GDC 2012: How designers can increase innovation in their games
Game designers have a choice: Spend your professional life trying to make something interesting and new, or spend it creating "shady, derivative crap." This was the pointed message from Daniel Cook, Chief Creative Officer at Spry Fox (Triple Town), in a talk delivered at GDC this afternoon.
"There's a lot more to life than than cloning the work of others and merely adding your own 10 percent innovation," he said. "I want designers to stand up and say: 'I am an inventor!' That way we have a chance to not only make a mark upon the world, but even change it."
Cook estimated that 80 percent of game developers work in studios which seek to copy the successes of other innovators. "But I believe the genres that exists today are the tip of an iceberg that is going to radically revolutionize this industry over the next few decades," he said. "It is an exciting, exciting time. There is so much invention left to be done."
Cook was eager to emphasize the business benefits of invention over re-purposers. "Innovation pays off as it allows you to be first, fastest and to dominate. You have to invent and execute, of course. If you fail to execute then it leaves the door open for someone to come in an take your innovation and establish their game around it as market leader. But there is a magic spot where innovation tied with execution pays off in this industry."
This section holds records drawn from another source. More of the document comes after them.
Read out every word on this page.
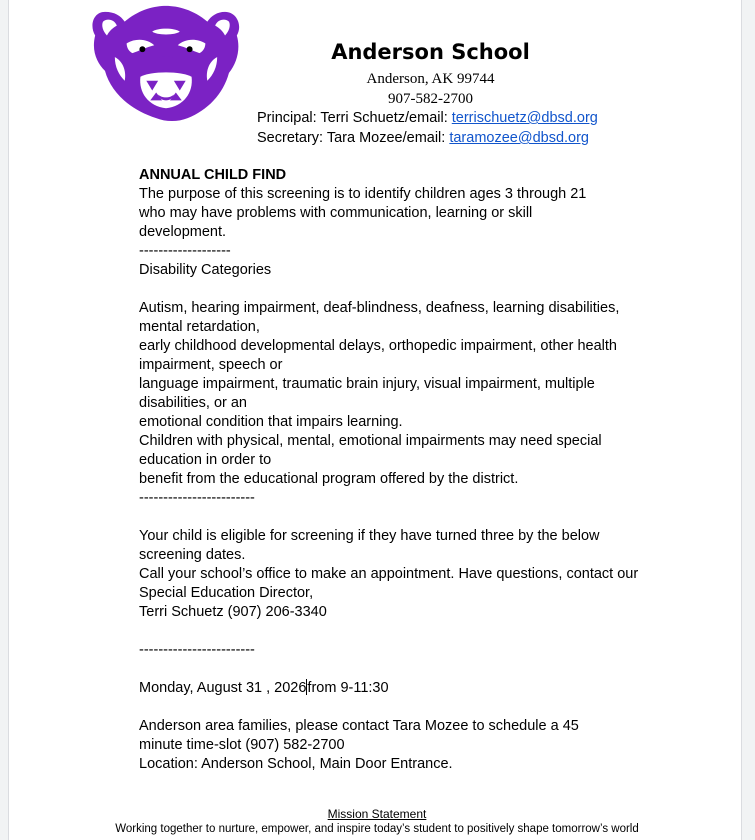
Anderson School
Anderson, AK 99744
907-582-2700
Principal: Terri Schuetz/email: terrischuetz@dbsd.org
Secretary: Tara Mozee/email: taramozee@dbsd.org

ANNUAL CHILD FIND

The purpose of this screening is to identify children ages 3 through 21

who may have problems with communication, learning or skill

development.

-------------------

Disability Categories

Autism, hearing impairment, deaf-blindness, deafness, learning disabilities,

mental retardation,

early childhood developmental delays, orthopedic impairment, other health

impairment, speech or

language impairment, traumatic brain injury, visual impairment, multiple

disabilities, or an

emotional condition that impairs learning.

Children with physical, mental, emotional impairments may need special

education in order to

benefit from the educational program offered by the district.

------------------------

Your child is eligible for screening if they have turned three by the below

screening dates.

Call your school’s office to make an appointment. Have questions, contact our

Special Education Director,

Terri Schuetz (907) 206-3340

------------------------

Monday, August 31 , 2026from 9-11:30

Anderson area families, please contact Tara Mozee to schedule a 45

minute time-slot (907) 582-2700

Location: Anderson School, Main Door Entrance.

Mission Statement
Working together to nurture, empower, and inspire today’s student to positively shape tomorrow’s world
Cook described three phases of the journey towards becoming an inventor. "Game designers usually start off in the 'Apprentice' role, repeating complete patterns. This is valid as a student pursuit. But if you follow this into professional idea, then you become a hack. The second phase is 'Journeyman' where you’re taking ideas that already exits but mixing them in different ways. Journeymen designers are excellent at execution and usually introducing a few new ideas into the process."
"Finally, the 'Master Inventor' is the final evolution, someone who takes ideas from many disparate places, melding them together into something wholly new and innovative.
Cook outlined a number of tools to aid developers in the quest for invention. "Designing from the root is an excellent way to promote invention," he said. "Often, when we begin making a new game, we look to a breakout hit and we wonder how we can improve it. Instead of doing that, go backwards. Reduce the new hit to its absolute new fundamentals. Pick one thing that is amazing about it that you love and have that at the core of what you want to do."
"As you retreat to the root that, begin listing anti-patterns," he continued. "Find a list of things that you are not allowed to do. Existing genres offer easy solutions to existing problems. It's so easy to fall back into those things, but if you deliberately work against them then you increase the chances you’ll innovate in a new way."
Cook had strong words to say against design documents and milestone deliveries. "I hate design documents," he said. "Anyone writing design documents right now: You are wasting your life. Written designs are theories and they become locked in too early. Instead try to use design logs — more like a diary of the design. They look ahead at next few steps, but mainly chart reactions to the theories and builds."
"Iterate with the willingness to change direction," he said. "Milestones are the enemy of innovation. In real invention the goals change. Be open to changing goal posts as you go. That way we have more of a chance to claim that we are inventors."